#5

She ordered a cup of coffee and a breakfast sandwich from the fast food kiosk near her gate in the terminal. Giving her name to the cashier in a loud pleasant lilt, almost singing, she caused the other bleary passengers to look up from their phones. Positivity had become a rare sighting at the airport. The cashier handed her an empty paper cup and pointed to a carafe at the end of the counter. “Coffee’s over there.” She hummed a thank you and pulled the lever, looking forward to the hot burst of steam that would soon rise. Instead she got a few drops.

“Excuse me, this is empty.”

“You’ll have to wait, we are brewing a fresh pot.”

She had given herself just enough time before her flight was going to leave to enjoy her coffee. A few minutes of waiting would be fine, she told herself. And yet something about the airport, perhaps the angst that lingered forever in the air or the incessant beeping of the red cap trollies, made her say in the tone of a disappointed mother: “There should be another pot always ready to go at this hour.”

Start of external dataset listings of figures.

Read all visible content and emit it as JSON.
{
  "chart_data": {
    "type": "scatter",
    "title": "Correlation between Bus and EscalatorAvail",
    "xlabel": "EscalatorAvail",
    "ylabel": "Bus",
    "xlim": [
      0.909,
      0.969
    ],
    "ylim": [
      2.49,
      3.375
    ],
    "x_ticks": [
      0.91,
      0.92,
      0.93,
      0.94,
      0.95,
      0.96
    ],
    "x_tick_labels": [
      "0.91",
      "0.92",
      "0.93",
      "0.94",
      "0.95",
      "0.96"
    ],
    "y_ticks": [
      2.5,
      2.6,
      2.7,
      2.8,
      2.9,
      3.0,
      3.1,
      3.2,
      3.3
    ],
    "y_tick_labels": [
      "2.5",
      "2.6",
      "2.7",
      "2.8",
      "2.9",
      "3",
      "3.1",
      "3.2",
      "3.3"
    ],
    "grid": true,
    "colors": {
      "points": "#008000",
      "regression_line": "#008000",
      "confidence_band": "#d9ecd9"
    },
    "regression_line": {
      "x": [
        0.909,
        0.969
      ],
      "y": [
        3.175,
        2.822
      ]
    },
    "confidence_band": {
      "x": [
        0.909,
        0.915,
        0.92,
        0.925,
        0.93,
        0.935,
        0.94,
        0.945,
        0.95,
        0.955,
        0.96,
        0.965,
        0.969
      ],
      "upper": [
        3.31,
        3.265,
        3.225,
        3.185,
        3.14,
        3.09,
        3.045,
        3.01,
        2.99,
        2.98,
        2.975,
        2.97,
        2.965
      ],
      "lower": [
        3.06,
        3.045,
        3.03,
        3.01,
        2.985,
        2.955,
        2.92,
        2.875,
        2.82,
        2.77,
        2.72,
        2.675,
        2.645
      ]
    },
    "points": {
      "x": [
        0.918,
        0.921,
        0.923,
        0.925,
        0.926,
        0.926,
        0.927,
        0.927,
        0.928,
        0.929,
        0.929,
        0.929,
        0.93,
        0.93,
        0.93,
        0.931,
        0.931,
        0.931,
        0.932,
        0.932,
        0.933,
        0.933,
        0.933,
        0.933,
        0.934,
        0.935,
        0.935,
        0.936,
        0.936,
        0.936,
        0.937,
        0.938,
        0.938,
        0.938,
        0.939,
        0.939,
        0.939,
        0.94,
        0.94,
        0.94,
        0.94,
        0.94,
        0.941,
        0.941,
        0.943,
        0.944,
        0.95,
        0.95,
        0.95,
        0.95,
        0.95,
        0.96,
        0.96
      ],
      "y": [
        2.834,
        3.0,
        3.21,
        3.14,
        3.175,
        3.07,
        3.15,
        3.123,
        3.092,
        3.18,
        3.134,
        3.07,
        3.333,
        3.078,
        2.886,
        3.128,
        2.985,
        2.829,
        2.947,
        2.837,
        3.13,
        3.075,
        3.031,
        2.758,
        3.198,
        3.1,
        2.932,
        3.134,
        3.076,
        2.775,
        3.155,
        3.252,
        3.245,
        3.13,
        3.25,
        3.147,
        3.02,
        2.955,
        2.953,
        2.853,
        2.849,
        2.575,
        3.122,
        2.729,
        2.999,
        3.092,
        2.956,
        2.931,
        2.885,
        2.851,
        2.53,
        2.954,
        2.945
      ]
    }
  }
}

She immediately felt badly about. She knew that the fast food employees were underpaid and regularly had to deal with an unfair amount of disgruntled passengers. So when the hot carafe came out, she filled her cup and then left a dollar in the tip jar someone had fashioned out of an empty cookie tin. Scooting her way to her gate with a bit of urgency, she made it just in time to hear the announcement that her flight would be delayed an hour.